I raised this issue on GPU Web meeting 2021-09-13. We hope wgsl compiler can provide a special optimization path for shared workgroup memory (shmem) robust access to avoid inserting any additional clamping when the shmem index is not possible to exceed the array size. For example, use the local invocation id as the index and the work group size is equal to or smaller than shmem size. Our feedbacks are 1) suggest to discuss it in wgsl meeting; 2) could be a Tint / Naga enhancement.

cc @ben-clayton

This is on our TODO list, but given the size of the task, complexity and risk-to-security this is something that needs to be carefully planned before implementing. There are also a number of higher priority tasks for the Tint team right now, so I'm afraid it is unlikely that this is something that will be addressed in immediate future.

The request for simple switches for controlling robustness is far easier to implement, but still needs a thorougher investigation to ensure that the hardware really does prevent OOB accesses when enabling these switches.
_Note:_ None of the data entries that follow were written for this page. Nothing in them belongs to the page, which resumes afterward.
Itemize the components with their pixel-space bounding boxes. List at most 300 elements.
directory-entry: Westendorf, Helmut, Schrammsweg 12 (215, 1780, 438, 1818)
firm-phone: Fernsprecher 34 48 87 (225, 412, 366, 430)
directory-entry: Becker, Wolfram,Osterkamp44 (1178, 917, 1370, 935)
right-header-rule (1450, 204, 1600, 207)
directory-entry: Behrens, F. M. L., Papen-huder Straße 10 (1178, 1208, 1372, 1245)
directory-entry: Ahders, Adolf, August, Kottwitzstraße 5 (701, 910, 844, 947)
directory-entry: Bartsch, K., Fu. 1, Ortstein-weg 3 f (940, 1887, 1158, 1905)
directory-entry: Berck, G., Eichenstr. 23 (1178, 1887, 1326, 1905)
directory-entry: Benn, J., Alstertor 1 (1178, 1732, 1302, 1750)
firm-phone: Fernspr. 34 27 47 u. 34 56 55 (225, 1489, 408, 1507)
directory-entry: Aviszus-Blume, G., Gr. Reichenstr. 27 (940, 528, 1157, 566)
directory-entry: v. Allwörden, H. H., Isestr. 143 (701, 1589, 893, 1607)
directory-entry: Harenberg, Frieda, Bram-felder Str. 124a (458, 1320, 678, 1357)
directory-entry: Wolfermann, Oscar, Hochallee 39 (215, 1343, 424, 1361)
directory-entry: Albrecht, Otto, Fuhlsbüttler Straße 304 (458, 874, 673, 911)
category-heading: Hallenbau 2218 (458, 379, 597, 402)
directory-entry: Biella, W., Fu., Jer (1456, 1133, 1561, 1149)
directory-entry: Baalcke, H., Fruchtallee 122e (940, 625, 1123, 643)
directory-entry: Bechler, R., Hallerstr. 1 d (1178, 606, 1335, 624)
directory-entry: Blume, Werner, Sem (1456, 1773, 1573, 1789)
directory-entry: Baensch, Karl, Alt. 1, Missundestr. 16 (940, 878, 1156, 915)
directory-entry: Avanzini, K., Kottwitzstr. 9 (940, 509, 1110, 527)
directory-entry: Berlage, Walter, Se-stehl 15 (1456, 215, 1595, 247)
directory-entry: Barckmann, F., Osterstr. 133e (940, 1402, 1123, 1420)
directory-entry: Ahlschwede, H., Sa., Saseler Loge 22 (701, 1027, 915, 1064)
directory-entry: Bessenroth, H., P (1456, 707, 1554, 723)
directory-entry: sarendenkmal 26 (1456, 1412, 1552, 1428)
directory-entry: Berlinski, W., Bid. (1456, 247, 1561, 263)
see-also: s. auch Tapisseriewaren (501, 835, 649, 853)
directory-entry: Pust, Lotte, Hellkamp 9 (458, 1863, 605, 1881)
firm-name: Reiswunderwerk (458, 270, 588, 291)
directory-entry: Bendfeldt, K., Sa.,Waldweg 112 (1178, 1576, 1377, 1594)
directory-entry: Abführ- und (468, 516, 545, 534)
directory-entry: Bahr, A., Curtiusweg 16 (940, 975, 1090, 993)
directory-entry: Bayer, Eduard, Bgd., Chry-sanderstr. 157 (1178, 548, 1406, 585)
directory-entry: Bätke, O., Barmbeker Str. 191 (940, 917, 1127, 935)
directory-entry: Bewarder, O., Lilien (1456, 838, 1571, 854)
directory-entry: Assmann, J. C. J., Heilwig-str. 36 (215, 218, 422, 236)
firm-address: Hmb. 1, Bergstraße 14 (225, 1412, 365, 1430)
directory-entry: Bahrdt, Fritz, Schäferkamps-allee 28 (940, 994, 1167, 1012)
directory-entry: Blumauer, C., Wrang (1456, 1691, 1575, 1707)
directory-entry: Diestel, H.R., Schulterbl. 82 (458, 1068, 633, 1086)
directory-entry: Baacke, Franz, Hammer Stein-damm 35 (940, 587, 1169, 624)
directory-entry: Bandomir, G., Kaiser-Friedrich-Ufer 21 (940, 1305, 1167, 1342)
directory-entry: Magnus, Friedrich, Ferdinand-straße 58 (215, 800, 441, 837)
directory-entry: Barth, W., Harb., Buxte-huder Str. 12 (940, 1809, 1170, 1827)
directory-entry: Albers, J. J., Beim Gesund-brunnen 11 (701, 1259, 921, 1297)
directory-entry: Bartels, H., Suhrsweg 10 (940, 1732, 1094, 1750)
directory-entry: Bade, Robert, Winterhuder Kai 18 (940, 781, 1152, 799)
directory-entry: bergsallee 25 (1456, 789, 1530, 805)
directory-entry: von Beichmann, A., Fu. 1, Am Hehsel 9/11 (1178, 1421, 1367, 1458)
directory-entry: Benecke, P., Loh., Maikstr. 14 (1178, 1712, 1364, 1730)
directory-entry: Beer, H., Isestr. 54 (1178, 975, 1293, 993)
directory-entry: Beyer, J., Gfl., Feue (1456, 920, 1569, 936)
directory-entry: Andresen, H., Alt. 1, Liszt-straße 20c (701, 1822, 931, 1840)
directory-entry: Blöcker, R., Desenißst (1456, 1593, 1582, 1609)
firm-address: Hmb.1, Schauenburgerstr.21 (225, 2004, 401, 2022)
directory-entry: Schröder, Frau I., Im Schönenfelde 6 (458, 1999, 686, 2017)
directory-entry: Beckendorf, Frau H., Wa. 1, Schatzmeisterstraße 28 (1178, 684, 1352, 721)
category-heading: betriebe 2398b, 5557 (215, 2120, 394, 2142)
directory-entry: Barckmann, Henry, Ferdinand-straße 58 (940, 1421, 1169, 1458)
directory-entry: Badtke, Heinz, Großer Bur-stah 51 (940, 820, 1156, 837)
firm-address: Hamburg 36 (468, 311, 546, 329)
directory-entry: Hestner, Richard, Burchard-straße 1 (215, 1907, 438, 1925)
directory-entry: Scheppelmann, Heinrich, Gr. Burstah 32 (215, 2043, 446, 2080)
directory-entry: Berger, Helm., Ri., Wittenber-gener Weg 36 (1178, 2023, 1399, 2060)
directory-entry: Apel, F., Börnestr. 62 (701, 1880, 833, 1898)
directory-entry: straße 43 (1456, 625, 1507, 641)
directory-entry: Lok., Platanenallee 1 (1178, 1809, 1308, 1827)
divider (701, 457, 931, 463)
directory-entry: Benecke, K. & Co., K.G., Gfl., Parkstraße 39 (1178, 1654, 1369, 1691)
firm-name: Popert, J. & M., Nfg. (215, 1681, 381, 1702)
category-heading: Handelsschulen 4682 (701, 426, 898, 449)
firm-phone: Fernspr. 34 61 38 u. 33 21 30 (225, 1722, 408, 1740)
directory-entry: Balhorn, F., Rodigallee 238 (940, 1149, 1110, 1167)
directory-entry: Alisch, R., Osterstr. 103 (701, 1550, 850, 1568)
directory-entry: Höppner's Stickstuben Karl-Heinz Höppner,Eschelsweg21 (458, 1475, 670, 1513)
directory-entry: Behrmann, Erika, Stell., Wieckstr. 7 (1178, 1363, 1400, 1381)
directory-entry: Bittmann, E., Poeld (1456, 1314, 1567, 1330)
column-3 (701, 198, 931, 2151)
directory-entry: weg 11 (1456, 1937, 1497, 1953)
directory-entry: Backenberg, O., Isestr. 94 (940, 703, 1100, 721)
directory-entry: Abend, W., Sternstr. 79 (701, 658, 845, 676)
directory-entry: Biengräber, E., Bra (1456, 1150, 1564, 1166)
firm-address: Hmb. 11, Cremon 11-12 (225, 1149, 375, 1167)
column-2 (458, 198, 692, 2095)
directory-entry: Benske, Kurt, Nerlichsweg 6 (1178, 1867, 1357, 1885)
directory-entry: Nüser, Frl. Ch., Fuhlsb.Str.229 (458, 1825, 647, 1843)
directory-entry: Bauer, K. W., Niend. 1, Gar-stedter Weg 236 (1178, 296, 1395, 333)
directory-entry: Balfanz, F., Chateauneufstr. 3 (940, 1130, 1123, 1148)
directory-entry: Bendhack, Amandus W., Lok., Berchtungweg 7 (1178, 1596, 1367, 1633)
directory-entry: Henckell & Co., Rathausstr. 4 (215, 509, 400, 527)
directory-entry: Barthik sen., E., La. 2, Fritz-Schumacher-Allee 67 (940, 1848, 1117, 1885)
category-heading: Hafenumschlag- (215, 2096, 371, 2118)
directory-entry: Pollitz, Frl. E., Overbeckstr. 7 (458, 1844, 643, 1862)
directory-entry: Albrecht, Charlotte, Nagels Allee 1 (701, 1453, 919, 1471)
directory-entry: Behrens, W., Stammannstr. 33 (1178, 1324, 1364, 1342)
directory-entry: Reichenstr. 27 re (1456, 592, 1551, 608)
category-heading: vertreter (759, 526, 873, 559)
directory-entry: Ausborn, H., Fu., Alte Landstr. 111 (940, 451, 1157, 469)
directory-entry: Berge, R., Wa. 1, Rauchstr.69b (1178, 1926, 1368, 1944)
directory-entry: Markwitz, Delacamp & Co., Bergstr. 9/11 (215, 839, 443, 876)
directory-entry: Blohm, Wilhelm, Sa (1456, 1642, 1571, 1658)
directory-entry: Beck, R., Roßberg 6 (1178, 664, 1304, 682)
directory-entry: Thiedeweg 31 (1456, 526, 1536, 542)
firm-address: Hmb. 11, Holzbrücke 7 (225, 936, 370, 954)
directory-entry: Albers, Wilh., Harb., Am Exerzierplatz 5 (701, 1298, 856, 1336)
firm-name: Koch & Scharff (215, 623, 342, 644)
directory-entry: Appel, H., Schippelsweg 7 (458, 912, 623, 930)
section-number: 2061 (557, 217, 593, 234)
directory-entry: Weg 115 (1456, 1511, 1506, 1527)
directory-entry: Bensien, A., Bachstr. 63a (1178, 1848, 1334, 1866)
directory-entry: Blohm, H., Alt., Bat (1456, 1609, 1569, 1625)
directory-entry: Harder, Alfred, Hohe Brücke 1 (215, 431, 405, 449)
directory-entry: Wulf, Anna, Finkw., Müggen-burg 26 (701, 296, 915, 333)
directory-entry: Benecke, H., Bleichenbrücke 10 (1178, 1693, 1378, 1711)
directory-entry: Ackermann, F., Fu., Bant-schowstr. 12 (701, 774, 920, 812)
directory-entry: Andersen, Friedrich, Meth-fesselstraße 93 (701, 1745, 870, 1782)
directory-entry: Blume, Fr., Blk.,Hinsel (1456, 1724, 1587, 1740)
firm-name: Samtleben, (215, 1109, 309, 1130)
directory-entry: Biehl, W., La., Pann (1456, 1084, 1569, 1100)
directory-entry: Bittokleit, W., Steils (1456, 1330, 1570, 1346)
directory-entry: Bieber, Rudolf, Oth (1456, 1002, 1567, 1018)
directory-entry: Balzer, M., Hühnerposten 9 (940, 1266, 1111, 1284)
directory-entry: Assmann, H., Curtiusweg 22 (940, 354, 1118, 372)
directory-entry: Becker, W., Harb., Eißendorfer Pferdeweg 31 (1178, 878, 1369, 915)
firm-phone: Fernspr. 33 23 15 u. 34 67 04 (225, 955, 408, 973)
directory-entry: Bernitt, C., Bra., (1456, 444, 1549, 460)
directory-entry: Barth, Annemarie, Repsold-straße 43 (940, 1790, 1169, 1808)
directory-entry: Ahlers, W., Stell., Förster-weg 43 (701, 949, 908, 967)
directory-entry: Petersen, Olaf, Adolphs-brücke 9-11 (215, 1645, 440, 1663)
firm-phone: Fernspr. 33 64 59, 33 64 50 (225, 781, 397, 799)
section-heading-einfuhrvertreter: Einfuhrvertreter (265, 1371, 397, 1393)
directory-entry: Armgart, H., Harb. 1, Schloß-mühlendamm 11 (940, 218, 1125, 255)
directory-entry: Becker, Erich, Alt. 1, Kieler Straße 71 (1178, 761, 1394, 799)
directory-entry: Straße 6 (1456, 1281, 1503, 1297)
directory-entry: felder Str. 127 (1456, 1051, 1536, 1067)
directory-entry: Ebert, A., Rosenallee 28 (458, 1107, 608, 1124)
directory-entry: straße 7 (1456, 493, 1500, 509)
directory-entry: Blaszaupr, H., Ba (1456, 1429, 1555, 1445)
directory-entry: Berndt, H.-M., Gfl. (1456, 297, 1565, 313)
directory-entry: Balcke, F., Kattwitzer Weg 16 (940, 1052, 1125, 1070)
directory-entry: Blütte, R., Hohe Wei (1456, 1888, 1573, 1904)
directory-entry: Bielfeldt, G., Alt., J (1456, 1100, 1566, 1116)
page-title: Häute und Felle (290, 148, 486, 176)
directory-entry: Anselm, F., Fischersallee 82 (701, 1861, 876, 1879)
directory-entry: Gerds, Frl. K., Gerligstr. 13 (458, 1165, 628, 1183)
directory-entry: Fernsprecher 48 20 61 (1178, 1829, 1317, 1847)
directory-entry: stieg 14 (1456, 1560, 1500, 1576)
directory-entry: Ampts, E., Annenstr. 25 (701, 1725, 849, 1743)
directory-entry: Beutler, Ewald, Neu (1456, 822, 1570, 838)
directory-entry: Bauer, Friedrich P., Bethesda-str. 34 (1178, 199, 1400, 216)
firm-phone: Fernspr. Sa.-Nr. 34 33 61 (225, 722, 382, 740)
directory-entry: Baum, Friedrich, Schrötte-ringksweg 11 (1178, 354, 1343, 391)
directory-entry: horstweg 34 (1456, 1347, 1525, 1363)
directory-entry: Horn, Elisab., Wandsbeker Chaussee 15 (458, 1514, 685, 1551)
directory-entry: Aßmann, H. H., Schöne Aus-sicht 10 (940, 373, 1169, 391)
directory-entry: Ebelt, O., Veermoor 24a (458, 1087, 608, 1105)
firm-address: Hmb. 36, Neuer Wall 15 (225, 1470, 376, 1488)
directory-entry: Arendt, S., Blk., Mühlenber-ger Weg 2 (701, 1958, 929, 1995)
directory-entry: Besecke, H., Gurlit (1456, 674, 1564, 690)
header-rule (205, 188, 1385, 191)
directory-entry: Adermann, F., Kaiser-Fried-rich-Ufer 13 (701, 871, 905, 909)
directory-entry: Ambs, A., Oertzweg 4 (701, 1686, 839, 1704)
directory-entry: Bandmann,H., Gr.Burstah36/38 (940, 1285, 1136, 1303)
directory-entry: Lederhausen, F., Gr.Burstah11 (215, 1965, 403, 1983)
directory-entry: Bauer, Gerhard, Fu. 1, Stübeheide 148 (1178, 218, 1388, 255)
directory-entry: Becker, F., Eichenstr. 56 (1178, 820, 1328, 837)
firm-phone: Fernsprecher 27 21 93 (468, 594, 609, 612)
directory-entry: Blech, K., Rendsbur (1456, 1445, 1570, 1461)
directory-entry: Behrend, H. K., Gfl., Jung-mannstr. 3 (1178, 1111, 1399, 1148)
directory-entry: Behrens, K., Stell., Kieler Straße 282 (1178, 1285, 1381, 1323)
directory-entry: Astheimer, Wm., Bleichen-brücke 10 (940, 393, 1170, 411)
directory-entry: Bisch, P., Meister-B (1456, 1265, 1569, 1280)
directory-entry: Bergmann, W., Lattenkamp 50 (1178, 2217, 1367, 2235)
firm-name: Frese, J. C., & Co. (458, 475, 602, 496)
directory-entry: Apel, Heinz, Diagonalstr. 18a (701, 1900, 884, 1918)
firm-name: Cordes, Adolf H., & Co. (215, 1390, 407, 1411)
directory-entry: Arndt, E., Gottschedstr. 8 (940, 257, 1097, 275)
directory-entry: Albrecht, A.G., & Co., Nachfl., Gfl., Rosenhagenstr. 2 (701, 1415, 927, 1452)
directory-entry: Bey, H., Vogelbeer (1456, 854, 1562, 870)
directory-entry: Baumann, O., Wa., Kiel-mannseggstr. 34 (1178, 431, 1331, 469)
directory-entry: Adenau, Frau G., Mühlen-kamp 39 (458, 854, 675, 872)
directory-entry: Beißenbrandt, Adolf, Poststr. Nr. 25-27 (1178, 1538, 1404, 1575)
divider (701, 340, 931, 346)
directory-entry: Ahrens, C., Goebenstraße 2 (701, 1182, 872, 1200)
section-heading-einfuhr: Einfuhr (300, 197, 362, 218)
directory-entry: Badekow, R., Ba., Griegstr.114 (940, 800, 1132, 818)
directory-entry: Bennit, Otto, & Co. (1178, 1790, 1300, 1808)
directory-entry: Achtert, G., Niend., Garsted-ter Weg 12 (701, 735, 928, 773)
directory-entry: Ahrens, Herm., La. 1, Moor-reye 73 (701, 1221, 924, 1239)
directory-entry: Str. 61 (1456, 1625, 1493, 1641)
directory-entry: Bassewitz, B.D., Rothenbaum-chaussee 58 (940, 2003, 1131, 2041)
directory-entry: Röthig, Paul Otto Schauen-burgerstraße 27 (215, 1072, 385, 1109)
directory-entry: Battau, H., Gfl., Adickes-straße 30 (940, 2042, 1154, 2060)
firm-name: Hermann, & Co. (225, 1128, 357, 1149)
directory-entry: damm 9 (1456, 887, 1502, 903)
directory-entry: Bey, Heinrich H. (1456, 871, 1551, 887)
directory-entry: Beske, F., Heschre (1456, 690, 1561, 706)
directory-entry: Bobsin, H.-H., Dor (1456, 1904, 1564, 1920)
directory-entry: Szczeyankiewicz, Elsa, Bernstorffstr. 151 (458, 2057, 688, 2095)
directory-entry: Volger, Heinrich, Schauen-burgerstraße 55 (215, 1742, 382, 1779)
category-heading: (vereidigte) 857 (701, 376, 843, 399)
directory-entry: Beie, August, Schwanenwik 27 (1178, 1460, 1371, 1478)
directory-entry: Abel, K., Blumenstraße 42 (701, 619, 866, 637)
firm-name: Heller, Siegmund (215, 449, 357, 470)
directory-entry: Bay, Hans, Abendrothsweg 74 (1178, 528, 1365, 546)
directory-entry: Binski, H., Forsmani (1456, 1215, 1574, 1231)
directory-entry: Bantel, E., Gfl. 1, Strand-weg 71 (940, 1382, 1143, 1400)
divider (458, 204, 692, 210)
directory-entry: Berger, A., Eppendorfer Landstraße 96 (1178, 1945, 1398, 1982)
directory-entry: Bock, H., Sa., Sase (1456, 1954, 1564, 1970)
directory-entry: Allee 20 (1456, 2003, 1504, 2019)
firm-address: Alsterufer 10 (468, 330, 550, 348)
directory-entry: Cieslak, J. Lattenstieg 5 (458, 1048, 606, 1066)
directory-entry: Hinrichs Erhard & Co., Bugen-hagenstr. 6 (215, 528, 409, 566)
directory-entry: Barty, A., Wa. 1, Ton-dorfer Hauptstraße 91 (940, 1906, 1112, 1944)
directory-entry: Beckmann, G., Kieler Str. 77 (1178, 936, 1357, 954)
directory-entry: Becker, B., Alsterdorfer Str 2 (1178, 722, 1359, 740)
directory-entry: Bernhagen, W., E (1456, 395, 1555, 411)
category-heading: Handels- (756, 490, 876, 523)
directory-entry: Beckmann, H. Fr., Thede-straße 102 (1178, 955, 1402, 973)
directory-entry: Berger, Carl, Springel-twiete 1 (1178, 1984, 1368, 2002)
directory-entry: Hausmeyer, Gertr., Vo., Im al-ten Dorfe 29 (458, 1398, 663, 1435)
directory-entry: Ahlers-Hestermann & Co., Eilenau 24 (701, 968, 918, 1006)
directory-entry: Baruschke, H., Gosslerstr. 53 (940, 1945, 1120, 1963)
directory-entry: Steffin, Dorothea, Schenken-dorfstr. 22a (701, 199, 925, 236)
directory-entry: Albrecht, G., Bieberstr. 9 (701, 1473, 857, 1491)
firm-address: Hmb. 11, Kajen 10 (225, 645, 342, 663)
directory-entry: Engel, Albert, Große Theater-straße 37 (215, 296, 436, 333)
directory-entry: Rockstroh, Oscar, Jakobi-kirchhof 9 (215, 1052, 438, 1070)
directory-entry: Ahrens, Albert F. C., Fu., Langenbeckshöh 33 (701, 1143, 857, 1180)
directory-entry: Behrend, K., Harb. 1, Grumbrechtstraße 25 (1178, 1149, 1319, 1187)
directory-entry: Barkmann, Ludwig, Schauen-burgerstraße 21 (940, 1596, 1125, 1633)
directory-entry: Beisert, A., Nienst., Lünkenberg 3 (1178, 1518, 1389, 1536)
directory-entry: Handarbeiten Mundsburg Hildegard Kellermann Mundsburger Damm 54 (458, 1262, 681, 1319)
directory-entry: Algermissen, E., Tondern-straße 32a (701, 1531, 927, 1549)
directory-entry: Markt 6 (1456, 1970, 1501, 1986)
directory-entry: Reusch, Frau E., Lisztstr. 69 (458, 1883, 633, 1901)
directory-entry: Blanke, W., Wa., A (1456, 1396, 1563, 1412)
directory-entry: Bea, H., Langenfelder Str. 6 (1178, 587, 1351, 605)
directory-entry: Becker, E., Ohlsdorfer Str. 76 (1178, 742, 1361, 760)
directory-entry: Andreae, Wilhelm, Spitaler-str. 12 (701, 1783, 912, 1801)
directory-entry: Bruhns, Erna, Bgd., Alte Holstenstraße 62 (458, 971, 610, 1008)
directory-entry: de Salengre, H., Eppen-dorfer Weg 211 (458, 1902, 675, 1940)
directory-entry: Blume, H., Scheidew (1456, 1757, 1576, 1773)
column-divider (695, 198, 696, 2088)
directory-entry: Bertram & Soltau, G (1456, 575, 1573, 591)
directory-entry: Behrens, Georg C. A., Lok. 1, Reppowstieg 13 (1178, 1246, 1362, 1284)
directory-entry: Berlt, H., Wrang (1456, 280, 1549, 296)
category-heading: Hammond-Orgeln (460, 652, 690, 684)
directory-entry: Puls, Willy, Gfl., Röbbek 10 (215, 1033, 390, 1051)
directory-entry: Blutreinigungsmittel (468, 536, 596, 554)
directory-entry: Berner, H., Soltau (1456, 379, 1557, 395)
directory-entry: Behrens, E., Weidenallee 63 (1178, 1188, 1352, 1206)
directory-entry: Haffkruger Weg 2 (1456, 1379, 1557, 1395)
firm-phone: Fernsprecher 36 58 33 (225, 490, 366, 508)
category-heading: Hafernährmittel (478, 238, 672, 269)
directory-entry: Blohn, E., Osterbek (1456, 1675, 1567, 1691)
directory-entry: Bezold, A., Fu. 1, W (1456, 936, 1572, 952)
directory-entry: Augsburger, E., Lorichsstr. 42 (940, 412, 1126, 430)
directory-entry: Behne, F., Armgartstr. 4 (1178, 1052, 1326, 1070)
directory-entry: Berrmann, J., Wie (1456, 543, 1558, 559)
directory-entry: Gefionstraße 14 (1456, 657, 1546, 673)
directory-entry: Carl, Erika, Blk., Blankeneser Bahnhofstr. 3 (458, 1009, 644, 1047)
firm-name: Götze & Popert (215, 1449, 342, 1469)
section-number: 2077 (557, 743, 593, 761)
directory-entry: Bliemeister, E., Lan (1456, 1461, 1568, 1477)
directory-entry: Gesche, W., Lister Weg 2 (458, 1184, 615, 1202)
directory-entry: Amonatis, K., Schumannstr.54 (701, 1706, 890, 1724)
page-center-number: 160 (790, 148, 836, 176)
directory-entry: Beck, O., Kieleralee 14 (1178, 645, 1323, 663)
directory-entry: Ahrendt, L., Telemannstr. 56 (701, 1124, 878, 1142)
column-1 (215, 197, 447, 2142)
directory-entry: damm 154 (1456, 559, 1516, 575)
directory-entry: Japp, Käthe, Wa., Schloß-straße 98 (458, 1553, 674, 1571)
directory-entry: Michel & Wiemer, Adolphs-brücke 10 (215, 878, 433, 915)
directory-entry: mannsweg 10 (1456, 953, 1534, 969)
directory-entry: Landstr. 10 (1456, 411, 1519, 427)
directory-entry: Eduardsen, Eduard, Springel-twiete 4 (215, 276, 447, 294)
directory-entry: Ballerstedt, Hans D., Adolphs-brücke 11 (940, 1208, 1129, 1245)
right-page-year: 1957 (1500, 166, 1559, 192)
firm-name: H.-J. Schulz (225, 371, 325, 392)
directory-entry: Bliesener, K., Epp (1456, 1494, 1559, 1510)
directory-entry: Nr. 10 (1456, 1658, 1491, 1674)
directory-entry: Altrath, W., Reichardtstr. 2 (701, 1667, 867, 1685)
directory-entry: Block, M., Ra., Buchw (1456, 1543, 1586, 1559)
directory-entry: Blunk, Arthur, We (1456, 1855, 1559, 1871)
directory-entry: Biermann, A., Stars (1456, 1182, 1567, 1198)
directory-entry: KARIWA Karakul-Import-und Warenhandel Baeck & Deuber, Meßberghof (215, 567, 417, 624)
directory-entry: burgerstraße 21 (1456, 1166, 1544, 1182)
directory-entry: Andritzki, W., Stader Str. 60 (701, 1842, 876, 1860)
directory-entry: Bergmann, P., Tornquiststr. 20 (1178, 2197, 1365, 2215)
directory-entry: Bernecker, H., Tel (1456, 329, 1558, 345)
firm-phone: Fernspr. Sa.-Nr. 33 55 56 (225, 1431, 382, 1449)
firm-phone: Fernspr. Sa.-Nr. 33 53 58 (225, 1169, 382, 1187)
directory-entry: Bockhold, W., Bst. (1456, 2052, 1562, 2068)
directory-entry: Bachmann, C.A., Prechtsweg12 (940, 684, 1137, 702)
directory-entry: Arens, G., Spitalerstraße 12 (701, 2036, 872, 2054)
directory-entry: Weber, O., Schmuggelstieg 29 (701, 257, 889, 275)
The Tint team can prioritize this feature, but it will also require Dawn work to correctly and safely use.

kvark commented 2 years ago

Please please don't call it "shmem". This term is well established for process-shared memory on CPU. Just call it "workgroup memory". I filed https://github.com/gfx-rs/wgpu/issues/4360 in Naga to track this.

kdashg commented 2 years ago
WGSL meeting minutes 2022-02-08 * ?: May want to come back after implementation experience * ?: To start, rely on implementations to try to fix this (bounds check elision etc) * MM: What could we even do from a spec standpoint? * JB: Can add things like iterators/foreach that don’t need bounds checks (like Rust) * MM: Do we need this for v1? Probably not?